Protein Biomarker Research in UK Hospital Clinical Biochemistry Laboratories: A Survey of Current Practice and Views

Abstract

Background: With the increasing drive for more and better disease biomarkers to underpin the stratified or personalised medicine agenda, clinical biochemistry laboratories should be ideally placed to play a major role in their translation into clinical practice. However, little is known about the current extent of biomarker-related research activity in UK National Health Service clinical biochemistry departments.

Methods: In December 2010, an online questionnaire was sent to active UK members of the Association for Clinical Biochemistry (ACB) to determine the extent of their current research activity and involvement in protein biomarker discovery and translation, including an assessment of the awareness of proteomics.

Results: A total of 198 eligible responses (19% response rate) was received from across the UK. Of a further 50 eligible people who responded to a follow-up for initial non-responders, most cited insufficient knowledge about the topic as the reason for non-response (24% total response rate). The results illustrate the highly skilled nature of the workforce with many having experience in a research environment (75%) with postgraduate qualifications. However, more than half spend <10% of their time undertaking research in their current role, and many (61%) would like to be more research active. Encouragingly, approximately a third were involved in biomarker discovery activities, even though for <10% of their time, with slightly more reporting involvement in biomarker translation.

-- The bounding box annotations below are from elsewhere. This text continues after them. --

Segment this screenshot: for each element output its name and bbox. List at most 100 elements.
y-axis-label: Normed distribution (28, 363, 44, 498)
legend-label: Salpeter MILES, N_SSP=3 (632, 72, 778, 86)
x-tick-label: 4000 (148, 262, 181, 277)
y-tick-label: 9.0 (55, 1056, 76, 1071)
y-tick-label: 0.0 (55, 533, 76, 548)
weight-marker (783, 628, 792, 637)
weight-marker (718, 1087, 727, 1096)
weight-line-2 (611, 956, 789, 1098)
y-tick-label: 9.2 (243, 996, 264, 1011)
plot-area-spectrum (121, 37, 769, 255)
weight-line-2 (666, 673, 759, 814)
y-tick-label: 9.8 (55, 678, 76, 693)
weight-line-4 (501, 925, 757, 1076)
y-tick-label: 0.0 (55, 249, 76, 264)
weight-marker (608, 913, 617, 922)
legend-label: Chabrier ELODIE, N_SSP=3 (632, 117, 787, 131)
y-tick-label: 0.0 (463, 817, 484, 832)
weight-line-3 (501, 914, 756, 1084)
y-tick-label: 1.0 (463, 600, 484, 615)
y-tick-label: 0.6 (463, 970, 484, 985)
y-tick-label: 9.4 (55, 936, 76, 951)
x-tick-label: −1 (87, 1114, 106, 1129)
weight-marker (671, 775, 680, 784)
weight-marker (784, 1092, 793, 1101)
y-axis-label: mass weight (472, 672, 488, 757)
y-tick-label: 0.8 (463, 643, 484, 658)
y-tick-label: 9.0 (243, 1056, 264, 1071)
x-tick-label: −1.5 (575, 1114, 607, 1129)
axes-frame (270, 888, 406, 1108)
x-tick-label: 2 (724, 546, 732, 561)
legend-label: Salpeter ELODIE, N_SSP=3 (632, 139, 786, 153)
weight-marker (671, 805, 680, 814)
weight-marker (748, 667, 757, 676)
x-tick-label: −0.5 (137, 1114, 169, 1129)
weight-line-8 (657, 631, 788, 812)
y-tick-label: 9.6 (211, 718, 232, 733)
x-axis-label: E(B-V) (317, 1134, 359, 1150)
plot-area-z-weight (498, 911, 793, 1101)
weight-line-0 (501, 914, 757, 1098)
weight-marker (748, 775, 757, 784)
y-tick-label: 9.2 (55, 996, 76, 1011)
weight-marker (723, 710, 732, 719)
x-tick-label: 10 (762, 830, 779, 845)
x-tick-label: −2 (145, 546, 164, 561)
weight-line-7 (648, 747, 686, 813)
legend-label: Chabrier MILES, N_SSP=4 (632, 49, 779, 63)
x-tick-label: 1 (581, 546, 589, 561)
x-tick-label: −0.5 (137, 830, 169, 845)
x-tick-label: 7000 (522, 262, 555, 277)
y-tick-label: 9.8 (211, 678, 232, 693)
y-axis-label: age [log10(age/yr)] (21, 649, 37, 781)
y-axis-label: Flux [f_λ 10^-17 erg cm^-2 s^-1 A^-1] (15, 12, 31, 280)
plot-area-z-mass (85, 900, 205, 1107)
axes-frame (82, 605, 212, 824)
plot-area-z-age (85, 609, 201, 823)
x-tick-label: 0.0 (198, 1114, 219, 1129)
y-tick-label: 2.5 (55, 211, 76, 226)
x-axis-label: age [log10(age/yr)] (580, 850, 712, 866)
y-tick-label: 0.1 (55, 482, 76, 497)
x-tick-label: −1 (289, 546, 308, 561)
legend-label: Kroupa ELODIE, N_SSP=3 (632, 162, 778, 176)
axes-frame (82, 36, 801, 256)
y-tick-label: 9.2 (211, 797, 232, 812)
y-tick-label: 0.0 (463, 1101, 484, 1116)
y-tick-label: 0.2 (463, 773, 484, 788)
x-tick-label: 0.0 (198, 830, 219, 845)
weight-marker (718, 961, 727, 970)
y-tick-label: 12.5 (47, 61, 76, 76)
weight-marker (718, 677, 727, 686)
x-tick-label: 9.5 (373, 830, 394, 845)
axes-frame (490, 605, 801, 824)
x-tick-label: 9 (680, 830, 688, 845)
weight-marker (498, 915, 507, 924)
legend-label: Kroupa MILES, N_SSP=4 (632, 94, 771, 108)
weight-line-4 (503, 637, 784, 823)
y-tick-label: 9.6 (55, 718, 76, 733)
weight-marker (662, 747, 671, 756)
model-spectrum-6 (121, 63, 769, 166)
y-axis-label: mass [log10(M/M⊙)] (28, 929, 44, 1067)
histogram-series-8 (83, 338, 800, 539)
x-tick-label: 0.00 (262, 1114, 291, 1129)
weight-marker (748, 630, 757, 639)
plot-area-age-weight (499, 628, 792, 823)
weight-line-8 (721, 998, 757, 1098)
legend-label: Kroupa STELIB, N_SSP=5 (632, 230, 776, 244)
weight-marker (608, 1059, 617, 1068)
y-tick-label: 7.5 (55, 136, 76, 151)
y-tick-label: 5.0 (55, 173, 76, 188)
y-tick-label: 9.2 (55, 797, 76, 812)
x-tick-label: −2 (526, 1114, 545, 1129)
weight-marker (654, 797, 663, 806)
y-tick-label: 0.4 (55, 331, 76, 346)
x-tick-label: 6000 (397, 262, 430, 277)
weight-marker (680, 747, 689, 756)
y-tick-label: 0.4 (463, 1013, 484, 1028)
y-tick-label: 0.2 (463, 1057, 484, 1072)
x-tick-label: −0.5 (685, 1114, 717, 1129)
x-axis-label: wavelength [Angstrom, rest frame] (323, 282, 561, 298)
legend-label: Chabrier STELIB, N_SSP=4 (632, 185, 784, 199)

Conclusions: Although there are people with the necessary skills and desire to be involved in biomarker research in clinical biochemistry departments, their involvement is small, predominantly due to issues with capacity and resources. It is likely that the majority of biomarker programmes will therefore continue to be carried out by a small number of academic groups, hopefully with collaborative input from hospital laboratories.

Figure 1.

The biomarker pipeline. Following the selection of suitable clinical samples to answer a clinical question, the biomarker discovery stage begins. This can include some of the ‘omic’ technologies and usually multiple platforms are used. Candidate biomarkers are then chosen for their novelty and relevance and validated by independent methods such as antibody arrays, multiple reaction monitoring or ELISA. This follows with the development and validation of biomarker assays and qualification of the biomarker for its intended clinical endpoint. The clinical evaluation phase includes clinical trials prior to translation into clinical practice. Throughout the pipeline the number of samples required for testing increases and the number of biomarkers in the pipeline decreases.

Figure 2.

Experience. Period of time (years) respondents have worked in a diagnostic laboratory (dark shading) versus years in a research laboratory during previous employment (light shading).

Figure 3.

Roles and research time. (a) The role of clinical biochemistry currently (dark shading) and what the future role of clinical biochemistry should be (light shading). Since respondents could choose any number of statements the data is shown as percentage of respondents who selected each possibility. (b) Percentage time spent on research in current position.

Figure 4.

Experience of proteomic techniques. (a) In a diagnostic laboratory (b) In previous research employment. Respondents who had never worked in a research laboratory are excluded in the calculation of % respondents in (b). Key: 1D-GE = 1D-gel electrophoresis; 2D-GE = 2D-gel electrophoresis; TMS = tandem mass spectrometry; MRM = multiple reaction monitoring; MALDI = matrix-assisted laser desorption/ionisation mass spectrometry; SELDI = surface-enhanced laser desorption/ionisation mass spectrometry; HPLC = HPLC for protein purification; Protein array = protein array technology.